[Avodah] Tzeni'us and gender roles
David Riceman
driceman at att.net
Tue Aug 11 11:14:02 PDT 2009
Micha Berger wrote:
> NOT AT ALL! Sorry for the caps, but you seem to have missed all the
> times I contrasted Maharat to Yoezef and Toenet during the course of
> this thread. I felt a need to "say it louder".
>
Actually I read it and dismissed it. If your argument is one based on
kavod what possible distinction could there be? But if, to add another
quotation
> Here we are watching RAW go a major step beyond -- a school for women
> who are rabbis in everything but actual name. Same curriculum and test
> as Yoreh Yoreh going out for the same kinds of pulpits.
>
your objection seems to be not tznius but innovation. I find that
argument a lot more appealing, but it's not the argument you've been making.
> Because lemaaseh, there is no talk about institutionalizing male
> leadership of a new sort.
But it is something we've done since immigrating to the USA. The
rabbinate here is nothing like it was in Europe. We have preserved the
same title and a fraction of the same training, but the job is very
different. I have argued previously in this thread that by diluting the
title we have also diluted the kavod, but you don't seem to buy that.

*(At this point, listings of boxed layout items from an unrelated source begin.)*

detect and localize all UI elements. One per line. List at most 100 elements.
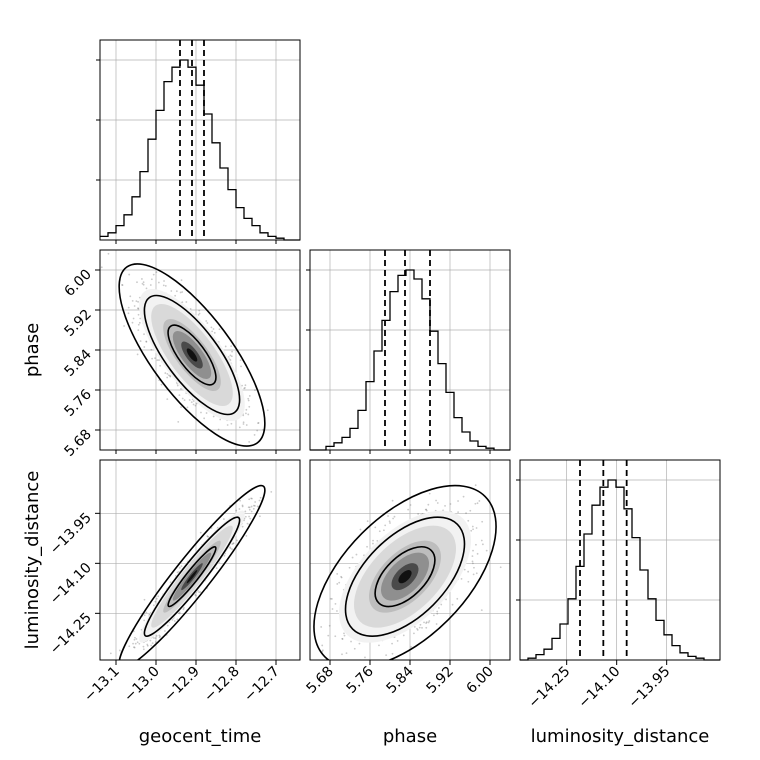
scatter-point [338,581,341,584]
scatter-point [159,364,161,367]
histogram-luminosity_distance [516,459,721,661]
scatter-point [206,322,209,324]
density-fill [186,348,198,362]
scatter-point [155,597,158,600]
scatter-point [242,414,245,417]
scatter-point [231,548,233,551]
scatter-point [374,526,377,529]
scatter-point [139,340,142,342]
x-tick-label: 5.84 [383,663,416,696]
scatter-point [480,539,483,542]
contour-line-1 [143,294,241,416]
scatter-point [330,598,333,600]
scatter-point [224,345,227,348]
scatter-point [226,424,229,426]
scatter-point [474,484,477,487]
scatter-point [137,313,140,316]
scatter-point [210,326,213,329]
scatter-point [241,384,243,387]
scatter-point [183,607,185,609]
scatter-point [242,421,245,424]
scatter-point [343,634,346,637]
scatter-point [435,499,437,502]
scatter-point [467,570,470,573]
x-tick-label: 6.00 [463,664,496,697]
scatter-point [410,646,412,648]
density-geocent_time-phase [99,249,301,451]
contour-line-0 [374,546,436,608]
scatter-point [206,535,209,537]
scatter-point [138,642,141,645]
scatter-point [332,665,334,667]
scatter-point [320,626,323,628]
scatter-point [391,499,394,502]
x-tick-label: −13.1 [81,664,123,706]
scatter-point [154,357,156,360]
scatter-point [382,529,385,532]
scatter-point [100,266,103,269]
scatter-point [435,623,438,625]
scatter-point [166,372,169,375]
y-tick-label: −14.10 [47,560,95,608]
histogram-step-luminosity_distance [520,479,720,661]
scatter-point [176,618,179,621]
scatter-point [136,641,139,644]
scatter-point [239,499,241,502]
scatter-point [178,612,181,615]
scatter-point [118,649,121,652]
contour-line-2 [313,484,497,660]
scatter-point [340,575,342,578]
scatter-point [130,663,132,665]
scatter-point [246,522,249,525]
scatter-point [358,642,361,645]
scatter-point [138,321,141,324]
scatter-point [203,417,206,420]
scatter-point [471,555,474,557]
y-tick-label: 5.76 [61,386,94,419]
scatter-point [150,348,153,351]
y-tick-label: 5.68 [61,427,94,460]
scatter-point [155,635,158,637]
scatter-point [341,637,344,640]
scatter-point [173,620,176,622]
scatter-point [146,644,149,647]
scatter-point [355,553,358,556]
scatter-point [423,621,425,624]
scatter-point [166,376,169,379]
scatter-point [217,428,220,431]
scatter-point [181,301,184,304]
scatter-point [195,594,197,597]
scatter-point [244,510,247,513]
scatter-point [151,357,154,360]
scatter-point [197,313,200,316]
scatter-point [168,374,170,377]
scatter-point [163,630,166,632]
scatter-point [142,281,145,284]
scatter-point [341,638,344,640]
y-axis-label-phase: phase [22,323,43,377]
scatter-point [178,566,181,569]
scatter-point [248,395,251,397]
scatter-point [143,346,146,348]
scatter-point [321,649,324,652]
scatter-point [470,529,473,532]
scatter-point [176,384,179,387]
scatter-point [533,528,535,530]
scatter-point [425,626,428,629]
scatter-point [127,663,129,665]
scatter-point [231,350,233,353]
x-tick-label: −13.0 [121,664,163,706]
scatter-point [174,294,177,297]
x-tick-label: 5.68 [303,664,336,697]
scatter-point [336,573,339,575]
scatter-point [180,406,182,408]
x-tick-label: 5.76 [343,663,376,696]
y-tick-label: −14.25 [47,610,95,658]
scatter-point [259,515,261,518]
scatter-point [151,642,154,645]
scatter-point [481,543,484,546]
scatter-point [248,405,251,408]
x-axis-label-geocent_time: geocent_time [139,726,262,747]
scatter-point [366,545,368,548]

> Why the really odd assumption that I didn't weight pros and cons and
> consciously make that decision? Actually, the girl in question had an
> eclectic education from both chareidi and MO institutions, as her needs
> evolved.
>
You made an individualized decision rather than adopting a
one-size-fits-all solution. Something you wish to forbid in our case ....
> (At some point I might critique the disadvantages of trying to raise
> children without affiliation to a particular O movement, but this isn't
> the appropriate venue, nor is all the data in yet. The biggest danger:
> Be very careful with the negative criticism, lest you create the illusion
> that you believe that since no O movement fits your bill, O as a whole
> does not.)
>
Our objection is not to the institutions of orthodoxy but to the
institution of school, which is a major waste of time (and trains the
inability to concentrate for more than short stretches of time) - - and
another institutional innovation of the modern era. If we could just
dump him in a beis midrash half a day, and a library half a day, with a
chavrusa, a shoeil umeishiv, and occasional tests, we'd be very happy.